Context Manager Pattern (Recommended)
The RedisBackend supports async context manager for automatic connection and cleanup:
from adaptive_rate_limiter.backends import RedisBackend
backend = RedisBackend(
redis_url="redis://localhost:6379",
account_id="default",
)
async with backend as rb:
# Auto-connects and starts orphan recovery
# ... use backend for rate limiting ...
pass
# Auto-cleanup on exit
Fallback Mode
The RedisBackend includes a robust fallback mechanism. If Redis becomes unavailable (e.g., connection timeout, network partition), the backend automatically switches to a local MemoryBackend.
- Conservative Limits: Applies conservative limits (default 1/20th of actual) to prevent overwhelming the API.
- Per-Request Rate Limiting: Enforces a minimum delay between requests to prevent burst synchronization.
- Automatic Recovery: Periodically checks Redis availability and seamlessly switches back when it recovers.
Fallback Behavior
The FallbackRateLimiter provides graceful degradation when the primary backend is unavailable.
from adaptive_rate_limiter.backends import FallbackRateLimiter
# FallbackRateLimiter is used internally when backend connection fails
# It allows requests through with a configurable rate limit
Key behaviors:
- Automatically activated during backend connection failures
- Uses conservative rate limits to prevent overwhelming external APIs
- Returns to normal operation when backend recovers
Lua Scripts
The RedisBackend uses 6 Lua scripts for atomic operations:
| Script | Purpose |
|---|
distributed_check_and_reserve | Atomic capacity check and reservation |
distributed_update_rate_limits | Sync state from 2xx response headers |
distributed_update_rate_limits_429 | Handle 429 (rate limited) responses |
distributed_release_capacity | Release pending gauge reservations |
distributed_recover_orphan | Recover reservations from crashed requests |
distributed_release_streaming | Refund-based streaming capacity release |
All scripts are designed to be atomic, preventing race conditions in distributed environments.
StateManager Integration
The backends integrate with StateManager for higher-level state operations:
from adaptive_rate_limiter.backends import MemoryBackend
from adaptive_rate_limiter.scheduler import StateManager, StateConfig
backend = MemoryBackend()
state_manager = StateManager(backend=backend, config=StateConfig())
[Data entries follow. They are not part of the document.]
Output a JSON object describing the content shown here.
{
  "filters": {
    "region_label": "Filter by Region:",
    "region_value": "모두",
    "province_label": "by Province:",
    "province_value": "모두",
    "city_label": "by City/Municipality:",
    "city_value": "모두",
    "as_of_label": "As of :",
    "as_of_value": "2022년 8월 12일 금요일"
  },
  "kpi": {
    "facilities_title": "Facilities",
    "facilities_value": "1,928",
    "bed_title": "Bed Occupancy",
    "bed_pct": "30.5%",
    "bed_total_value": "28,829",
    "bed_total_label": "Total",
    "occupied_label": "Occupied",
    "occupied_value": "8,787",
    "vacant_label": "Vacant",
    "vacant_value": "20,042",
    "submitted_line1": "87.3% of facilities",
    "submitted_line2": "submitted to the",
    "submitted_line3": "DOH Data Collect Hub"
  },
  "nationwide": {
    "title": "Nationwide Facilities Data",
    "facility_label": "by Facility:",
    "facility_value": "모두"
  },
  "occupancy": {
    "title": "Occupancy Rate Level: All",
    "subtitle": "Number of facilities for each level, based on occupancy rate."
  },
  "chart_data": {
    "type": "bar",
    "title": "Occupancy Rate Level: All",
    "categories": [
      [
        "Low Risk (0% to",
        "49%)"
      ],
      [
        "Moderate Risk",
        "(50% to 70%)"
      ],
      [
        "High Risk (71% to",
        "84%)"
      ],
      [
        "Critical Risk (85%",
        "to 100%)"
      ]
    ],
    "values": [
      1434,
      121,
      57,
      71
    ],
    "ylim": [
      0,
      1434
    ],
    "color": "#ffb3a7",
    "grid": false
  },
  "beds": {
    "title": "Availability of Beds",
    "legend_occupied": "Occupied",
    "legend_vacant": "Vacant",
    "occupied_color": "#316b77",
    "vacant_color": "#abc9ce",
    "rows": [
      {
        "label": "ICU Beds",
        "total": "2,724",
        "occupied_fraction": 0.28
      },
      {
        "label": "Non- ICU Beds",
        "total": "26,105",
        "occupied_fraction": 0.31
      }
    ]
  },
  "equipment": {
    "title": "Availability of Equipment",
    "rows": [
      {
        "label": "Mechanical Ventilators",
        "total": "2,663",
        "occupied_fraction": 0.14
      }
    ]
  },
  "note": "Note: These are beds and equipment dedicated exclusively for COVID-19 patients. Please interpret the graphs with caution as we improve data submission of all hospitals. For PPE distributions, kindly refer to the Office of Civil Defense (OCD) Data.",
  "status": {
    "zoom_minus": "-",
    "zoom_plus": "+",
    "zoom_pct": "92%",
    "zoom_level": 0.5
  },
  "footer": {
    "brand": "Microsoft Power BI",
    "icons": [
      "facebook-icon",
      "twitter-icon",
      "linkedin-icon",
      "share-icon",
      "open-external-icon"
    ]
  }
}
# StateManager provides higher-level state coordination
Choosing a Backend
| Feature | MemoryBackend | RedisBackend |
|---|
| Persistence | No (lost on restart) | Yes (Redis persistence) |
| Distributed | No | Yes |
| Performance | Fastest (in-memory) | Fast (network RTT) |
| Complexity | Low | Medium (requires Redis) |
| Dependencies | None | redis package |
For most production deployments involving multiple workers or instances, RedisBackend is the recommended choice.